Pre-requisites

Install package yang digunakan

#install.packages('rvest')

Mengambil Deskripsi Film

#Using CSS selectors to scrap the description section
description_data_html <- html_nodes(webpage,'.ratings-bar+ .text-muted')

#Converting the description data to text
description_data <- html_text(description_data_html)

Mengambil Metascore

#Using CSS selectors to scrap the rankings section
metascore_html <- html_nodes(webpage,'.ratings-bar .rating-metascore')

#Converting the ranking data to text
metascore <- html_text(metascore_html)

length(metascore)
## [1] 0

Mengambil Artis

#Using CSS selectors to scrap the actors section
actors_data_html <- html_nodes(webpage,'.lister-item-content .ghost+ a')

#Converting the gross actors data to text
actors_data <- html_text(actors_data_html)

Mengambil Rating Penonton

Sebagai inputan rating batas dasar penonton.

rank_penonton_html <- html_nodes(webpage, '.text-muted .certificate')

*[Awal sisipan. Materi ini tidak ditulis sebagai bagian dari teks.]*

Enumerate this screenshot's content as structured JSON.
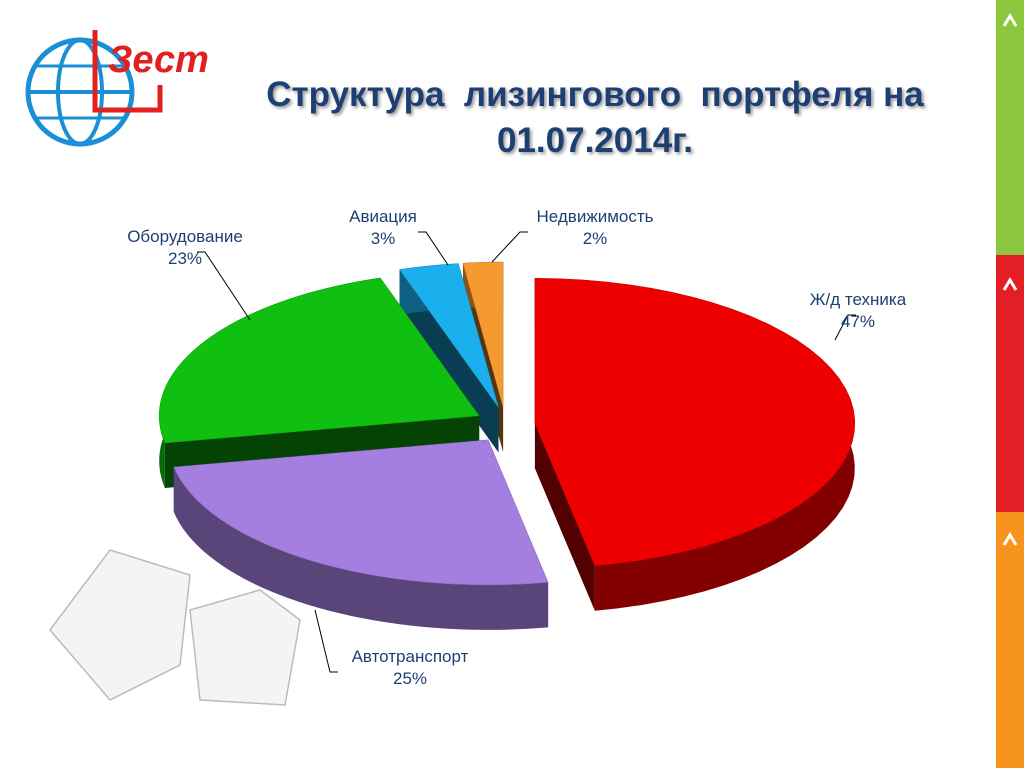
{
  "logo_text": "Зест",
  "chart_data": {
    "type": "pie",
    "title": "Структура  лизингового  портфеля на 01.07.2014г.",
    "categories": [
      "Ж/д техника",
      "Автотранспорт",
      "Оборудование",
      "Авиация",
      "Недвижимость"
    ],
    "values": [
      47,
      25,
      23,
      3,
      2
    ],
    "value_labels": [
      "47%",
      "25%",
      "23%",
      "3%",
      "2%"
    ],
    "colors": [
      "#ee0000",
      "#a57fe0",
      "#10c010",
      "#1ab0ee",
      "#f59a30"
    ]
  }
}
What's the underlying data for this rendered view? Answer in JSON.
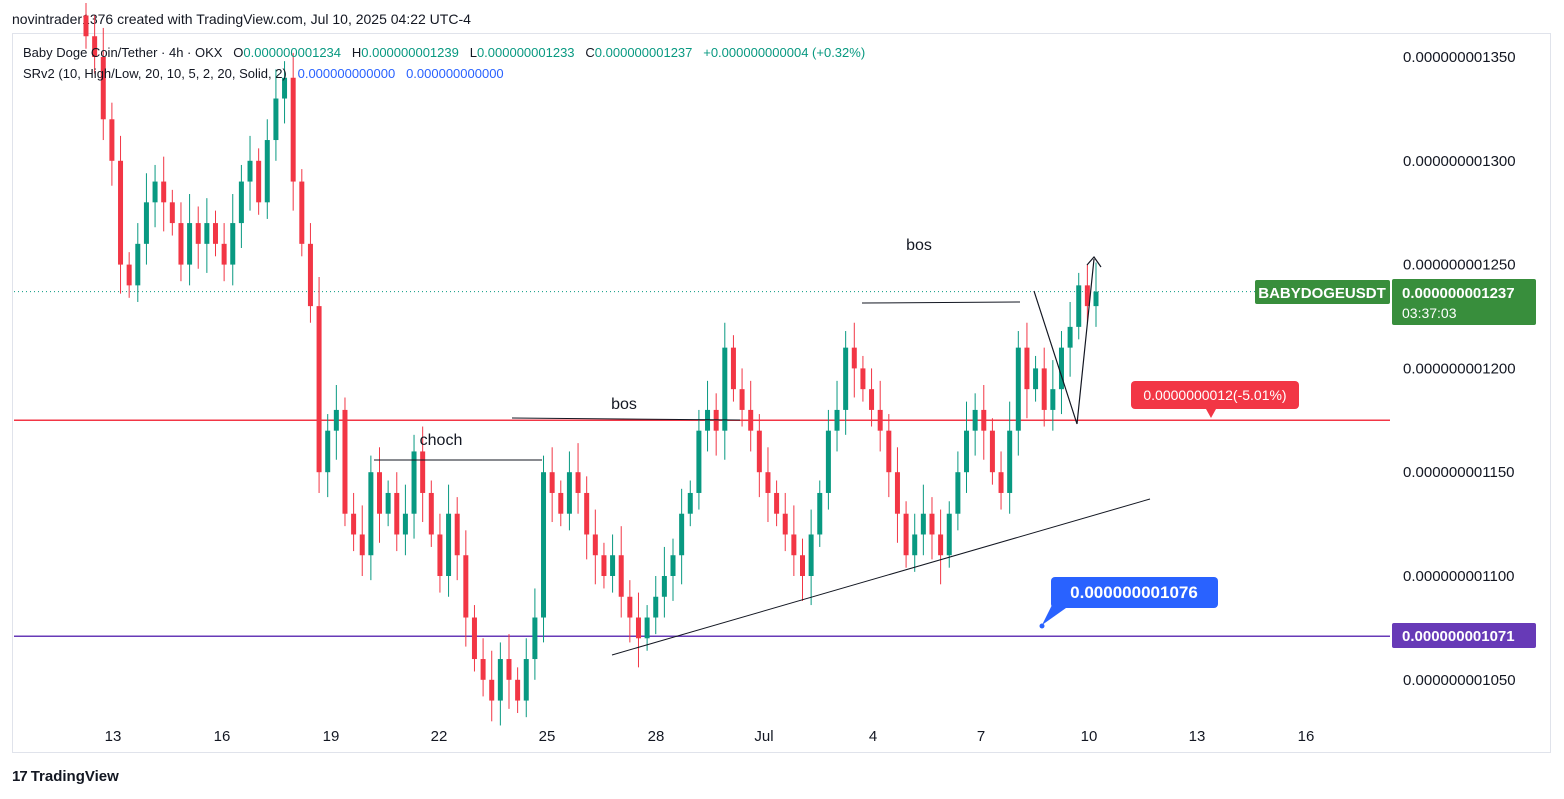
{
  "header": "novintrader1376 created with TradingView.com, Jul 10, 2025 04:22 UTC-4",
  "legend": {
    "symbol": "Baby Doge Coin/Tether · 4h · OKX",
    "o_label": "O",
    "o": "0.000000001234",
    "h_label": "H",
    "h": "0.000000001239",
    "l_label": "L",
    "l": "0.000000001233",
    "c_label": "C",
    "c": "0.000000001237",
    "change": "+0.000000000004 (+0.32%)",
    "indicator": "SRv2 (10, High/Low, 20, 10, 5, 2, 20, Solid, 2)",
    "ind_v1": "0.000000000000",
    "ind_v2": "0.000000000000"
  },
  "footer": {
    "brand": "TradingView",
    "logo_mark": "17"
  },
  "colors": {
    "up": "#089981",
    "down": "#f23645",
    "accent_green": "#388e3c",
    "resistance": "#f23645",
    "support": "#673ab7",
    "callout": "#2962ff"
  },
  "chart_data": {
    "type": "candlestick",
    "timeframe": "4h",
    "symbol_tag": "BABYDOGEUSDT",
    "x_tick_labels": [
      "13",
      "16",
      "19",
      "22",
      "25",
      "28",
      "Jul",
      "4",
      "7",
      "10",
      "13",
      "16"
    ],
    "y_tick_labels": [
      "0.000000001350",
      "0.000000001300",
      "0.000000001250",
      "0.000000001200",
      "0.000000001150",
      "0.000000001100",
      "0.000000001050"
    ],
    "y_ticks": [
      1.35,
      1.3,
      1.25,
      1.2,
      1.15,
      1.1,
      1.05
    ],
    "y_unit": "×1e-9 USDT",
    "last_price_label": "0.000000001237",
    "countdown": "03:37:03",
    "resistance_label": "0.0000000012(-5.01%)",
    "resistance_level": 1.175,
    "support_label": "0.000000001071",
    "support_level": 1.071,
    "callout_label": "0.000000001076",
    "callout_value": 1.076,
    "annotations": [
      "choch",
      "bos",
      "bos"
    ],
    "closes": [
      1.36,
      1.35,
      1.32,
      1.3,
      1.25,
      1.24,
      1.26,
      1.28,
      1.29,
      1.28,
      1.27,
      1.25,
      1.27,
      1.26,
      1.27,
      1.26,
      1.25,
      1.27,
      1.29,
      1.3,
      1.28,
      1.31,
      1.33,
      1.34,
      1.29,
      1.26,
      1.23,
      1.15,
      1.17,
      1.18,
      1.13,
      1.12,
      1.11,
      1.15,
      1.13,
      1.14,
      1.12,
      1.13,
      1.16,
      1.14,
      1.12,
      1.1,
      1.13,
      1.11,
      1.08,
      1.06,
      1.05,
      1.04,
      1.06,
      1.05,
      1.04,
      1.06,
      1.08,
      1.15,
      1.14,
      1.13,
      1.15,
      1.14,
      1.12,
      1.11,
      1.1,
      1.11,
      1.09,
      1.08,
      1.07,
      1.08,
      1.09,
      1.1,
      1.11,
      1.13,
      1.14,
      1.17,
      1.18,
      1.17,
      1.21,
      1.19,
      1.18,
      1.17,
      1.15,
      1.14,
      1.13,
      1.12,
      1.11,
      1.1,
      1.12,
      1.14,
      1.17,
      1.18,
      1.21,
      1.2,
      1.19,
      1.18,
      1.17,
      1.15,
      1.13,
      1.11,
      1.12,
      1.13,
      1.12,
      1.11,
      1.13,
      1.15,
      1.17,
      1.18,
      1.17,
      1.15,
      1.14,
      1.17,
      1.21,
      1.19,
      1.2,
      1.18,
      1.19,
      1.21,
      1.22,
      1.24,
      1.23,
      1.237
    ]
  }
}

rank_penonton <- html_text(rank_penonton_html)

length(rank_penonton)
## [1] 204

Only 204 data. So we are not using it.

Mengambil Ranknya

Sebagai inputan angka urutan pada data.

#Using CSS selectors to scrap the rankings section
rank_data_html <- html_nodes(webpage,'.text-primary')

#Converting the ranking data to text
rank_data <- html_text(rank_data_html)

Mengambil Judul

Bagian untuk scraping judul film.

#Using CSS selectors to scrap the title section
title_data_html <- html_nodes(webpage,'.lister-item-header a')

Mengambil Durasi

Bagian untuk scraping durasi film.

#Using CSS selectors to scrap the Movie runtime section
runtime_data_html <- html_nodes(webpage,'.runtime')

Mengambil Genre

Bagian untuk scraping genre.

#Using CSS selectors to scrap the Movie genre section
genre_data_html <- html_nodes(webpage,'.genre')

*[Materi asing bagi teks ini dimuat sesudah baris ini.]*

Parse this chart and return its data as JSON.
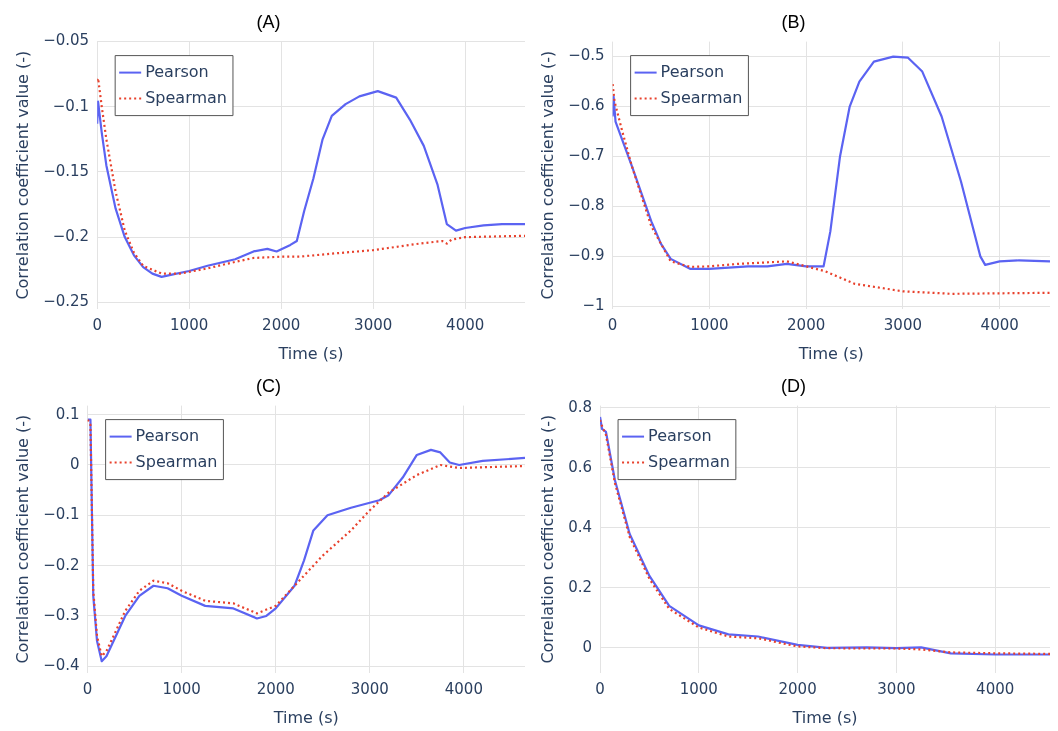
{
  "chart_data": [
    {
      "type": "line",
      "title": "(A)",
      "xlabel": "Time (s)",
      "ylabel": "Correlation coefficient value (-)",
      "xlim": [
        0,
        4650
      ],
      "ylim": [
        -0.255,
        -0.05
      ],
      "xticks": [
        0,
        1000,
        2000,
        3000,
        4000
      ],
      "yticks": [
        {
          "value": -0.25,
          "label": "−0.25"
        },
        {
          "value": -0.2,
          "label": "−0.2"
        },
        {
          "value": -0.15,
          "label": "−0.15"
        },
        {
          "value": -0.1,
          "label": "−0.1"
        },
        {
          "value": -0.05,
          "label": "−0.05"
        }
      ],
      "grid": true,
      "legend": "top left",
      "marker": "none",
      "series": [
        {
          "name": "Pearson",
          "color": "#5b63f2",
          "line_style": "solid",
          "x": [
            0,
            10,
            50,
            100,
            200,
            300,
            400,
            500,
            600,
            700,
            800,
            1000,
            1200,
            1500,
            1700,
            1850,
            1950,
            2100,
            2170,
            2250,
            2350,
            2450,
            2550,
            2700,
            2850,
            3050,
            3250,
            3400,
            3550,
            3700,
            3800,
            3900,
            4000,
            4200,
            4400,
            4650
          ],
          "values": [
            -0.113,
            -0.096,
            -0.12,
            -0.145,
            -0.178,
            -0.2,
            -0.214,
            -0.223,
            -0.228,
            -0.2305,
            -0.229,
            -0.226,
            -0.222,
            -0.217,
            -0.211,
            -0.209,
            -0.211,
            -0.206,
            -0.203,
            -0.18,
            -0.155,
            -0.125,
            -0.107,
            -0.098,
            -0.092,
            -0.088,
            -0.093,
            -0.11,
            -0.13,
            -0.16,
            -0.19,
            -0.195,
            -0.193,
            -0.191,
            -0.19,
            -0.19
          ]
        },
        {
          "name": "Spearman",
          "color": "#e8412c",
          "line_style": "dotted",
          "x": [
            0,
            10,
            50,
            100,
            200,
            300,
            400,
            500,
            700,
            900,
            1200,
            1500,
            1700,
            2000,
            2200,
            2500,
            3000,
            3500,
            3750,
            3800,
            3850,
            4000,
            4650
          ],
          "values": [
            -0.08,
            -0.078,
            -0.1,
            -0.125,
            -0.165,
            -0.195,
            -0.212,
            -0.222,
            -0.228,
            -0.228,
            -0.224,
            -0.219,
            -0.216,
            -0.215,
            -0.215,
            -0.213,
            -0.21,
            -0.205,
            -0.203,
            -0.205,
            -0.202,
            -0.2,
            -0.199
          ]
        }
      ]
    },
    {
      "type": "line",
      "title": "(B)",
      "xlabel": "Time (s)",
      "ylabel": "Correlation coefficient value (-)",
      "xlim": [
        0,
        4520
      ],
      "ylim": [
        -1.005,
        -0.47
      ],
      "xticks": [
        0,
        1000,
        2000,
        3000,
        4000
      ],
      "yticks": [
        {
          "value": -1,
          "label": "−1"
        },
        {
          "value": -0.9,
          "label": "−0.9"
        },
        {
          "value": -0.8,
          "label": "−0.8"
        },
        {
          "value": -0.7,
          "label": "−0.7"
        },
        {
          "value": -0.6,
          "label": "−0.6"
        },
        {
          "value": -0.5,
          "label": "−0.5"
        }
      ],
      "grid": true,
      "legend": "top left",
      "marker": "none",
      "series": [
        {
          "name": "Pearson",
          "color": "#5b63f2",
          "line_style": "solid",
          "x": [
            0,
            10,
            30,
            200,
            400,
            500,
            600,
            800,
            1000,
            1400,
            1600,
            1800,
            2000,
            2180,
            2250,
            2350,
            2450,
            2550,
            2700,
            2900,
            3050,
            3200,
            3400,
            3600,
            3800,
            3850,
            4000,
            4200,
            4520
          ],
          "values": [
            -0.62,
            -0.58,
            -0.63,
            -0.72,
            -0.83,
            -0.875,
            -0.905,
            -0.925,
            -0.925,
            -0.92,
            -0.92,
            -0.915,
            -0.92,
            -0.92,
            -0.85,
            -0.7,
            -0.6,
            -0.55,
            -0.51,
            -0.5,
            -0.502,
            -0.53,
            -0.62,
            -0.75,
            -0.9,
            -0.917,
            -0.91,
            -0.908,
            -0.91
          ]
        },
        {
          "name": "Spearman",
          "color": "#e8412c",
          "line_style": "dotted",
          "x": [
            0,
            20,
            100,
            200,
            400,
            600,
            800,
            1000,
            1300,
            1800,
            2000,
            2200,
            2500,
            3000,
            3500,
            4000,
            4520
          ],
          "values": [
            -0.555,
            -0.59,
            -0.65,
            -0.72,
            -0.84,
            -0.91,
            -0.921,
            -0.92,
            -0.915,
            -0.91,
            -0.92,
            -0.93,
            -0.955,
            -0.97,
            -0.975,
            -0.974,
            -0.973
          ]
        }
      ]
    },
    {
      "type": "line",
      "title": "(C)",
      "xlabel": "Time (s)",
      "ylabel": "Correlation coefficient value (-)",
      "xlim": [
        0,
        4650
      ],
      "ylim": [
        -0.413,
        0.118
      ],
      "xticks": [
        0,
        1000,
        2000,
        3000,
        4000
      ],
      "yticks": [
        {
          "value": -0.4,
          "label": "−0.4"
        },
        {
          "value": -0.3,
          "label": "−0.3"
        },
        {
          "value": -0.2,
          "label": "−0.2"
        },
        {
          "value": -0.1,
          "label": "−0.1"
        },
        0,
        0.1
      ],
      "grid": true,
      "legend": "top left",
      "marker": "none",
      "series": [
        {
          "name": "Pearson",
          "color": "#5b63f2",
          "line_style": "solid",
          "x": [
            0,
            30,
            60,
            100,
            150,
            200,
            400,
            550,
            700,
            850,
            1000,
            1250,
            1550,
            1800,
            1900,
            2000,
            2200,
            2300,
            2400,
            2550,
            2800,
            3100,
            3200,
            3350,
            3500,
            3650,
            3750,
            3850,
            3950,
            4200,
            4650
          ],
          "values": [
            0.09,
            0.09,
            -0.26,
            -0.35,
            -0.39,
            -0.38,
            -0.3,
            -0.26,
            -0.24,
            -0.245,
            -0.26,
            -0.28,
            -0.285,
            -0.305,
            -0.3,
            -0.285,
            -0.24,
            -0.19,
            -0.13,
            -0.1,
            -0.085,
            -0.07,
            -0.06,
            -0.025,
            0.02,
            0.03,
            0.025,
            0.005,
            0,
            0.008,
            0.014
          ]
        },
        {
          "name": "Spearman",
          "color": "#e8412c",
          "line_style": "dotted",
          "x": [
            0,
            30,
            60,
            100,
            150,
            200,
            400,
            550,
            700,
            850,
            1000,
            1250,
            1550,
            1800,
            2000,
            2200,
            2500,
            2800,
            3000,
            3200,
            3500,
            3750,
            3950,
            4650
          ],
          "values": [
            0.09,
            0.08,
            -0.25,
            -0.34,
            -0.38,
            -0.37,
            -0.29,
            -0.25,
            -0.23,
            -0.235,
            -0.25,
            -0.27,
            -0.275,
            -0.295,
            -0.28,
            -0.24,
            -0.18,
            -0.13,
            -0.09,
            -0.055,
            -0.02,
            0,
            -0.006,
            -0.002
          ]
        }
      ]
    },
    {
      "type": "line",
      "title": "(D)",
      "xlabel": "Time (s)",
      "ylabel": "Correlation coefficient value (-)",
      "xlim": [
        0,
        4555
      ],
      "ylim": [
        -0.083,
        0.808
      ],
      "xticks": [
        0,
        1000,
        2000,
        3000,
        4000
      ],
      "yticks": [
        0,
        0.2,
        0.4,
        0.6,
        0.8
      ],
      "grid": true,
      "legend": "top left",
      "marker": "none",
      "series": [
        {
          "name": "Pearson",
          "color": "#5b63f2",
          "line_style": "solid",
          "x": [
            0,
            20,
            60,
            150,
            300,
            500,
            700,
            1000,
            1300,
            1600,
            2000,
            2300,
            2700,
            3000,
            3250,
            3550,
            4000,
            4555
          ],
          "values": [
            0.77,
            0.73,
            0.72,
            0.56,
            0.38,
            0.24,
            0.14,
            0.075,
            0.045,
            0.038,
            0.01,
            0,
            0.002,
            -0.001,
            0.002,
            -0.018,
            -0.022,
            -0.022
          ]
        },
        {
          "name": "Spearman",
          "color": "#e8412c",
          "line_style": "dotted",
          "x": [
            0,
            20,
            60,
            150,
            300,
            500,
            700,
            1000,
            1300,
            1600,
            2000,
            2300,
            3000,
            3250,
            3550,
            4000,
            4555
          ],
          "values": [
            0.76,
            0.74,
            0.71,
            0.55,
            0.37,
            0.23,
            0.13,
            0.068,
            0.038,
            0.032,
            0.005,
            -0.001,
            -0.002,
            -0.005,
            -0.015,
            -0.018,
            -0.02
          ]
        }
      ]
    }
  ]
}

#Converting the genre data to text
genre_data <- html_text(genre_data_html)

Mengambil Rating Movie

Bagian untuk scraping rating.

#Using CSS selectors to scrap the IMDB rating section
rating_data_html <- html_nodes(webpage,'.ratings-imdb-rating strong')

#Converting the ratings data to text
rating_data <- html_text(rating_data_html)

Mengambil Votes Data

Bagian untuk scraping jumlah vote.

#Using CSS selectors to scrap the votes section
votes_data_html <- html_nodes(webpage,'.sort-num_votes-visible span:nth-child(2)')

#Converting the votes data to text
votes_data <- html_text(votes_data_html)

#head(votes_data)
#length(votes_data)

Mengambil Directors Data

Bagian untuk scraping sutradara pada film tersebut.

#Using CSS selectors to scrap the directors section
directors_data_html <- html_nodes(webpage,'.text-muted+ p a:nth-child(1)')

#Converting the directors data to text
directors_data <- html_text(directors_data_html)

Mengambil Gross Data

Scraping pada bagian gross pada suatu film.

#Using CSS selectors to scrap the gross revenue section
#gross_data_html <- html_nodes(webpage,'.ghost~ .text-muted+ span')

#Converting the gross revenue data to text
#gross_data <- html_text(gross_data_html)

#length(gross_data)

Length yang didapatkan sangat jauh dari data lainnya (167 dengan 250)

Preprocessing

Preproc Artis

#Data-Preprocessing: converting actors data into factors
actors_data<-as.factor(actors_data)

Preproc Deskripsi Film

#Data-Preprocessing: removing '\n'
description_data<-gsub("\n","",description_data)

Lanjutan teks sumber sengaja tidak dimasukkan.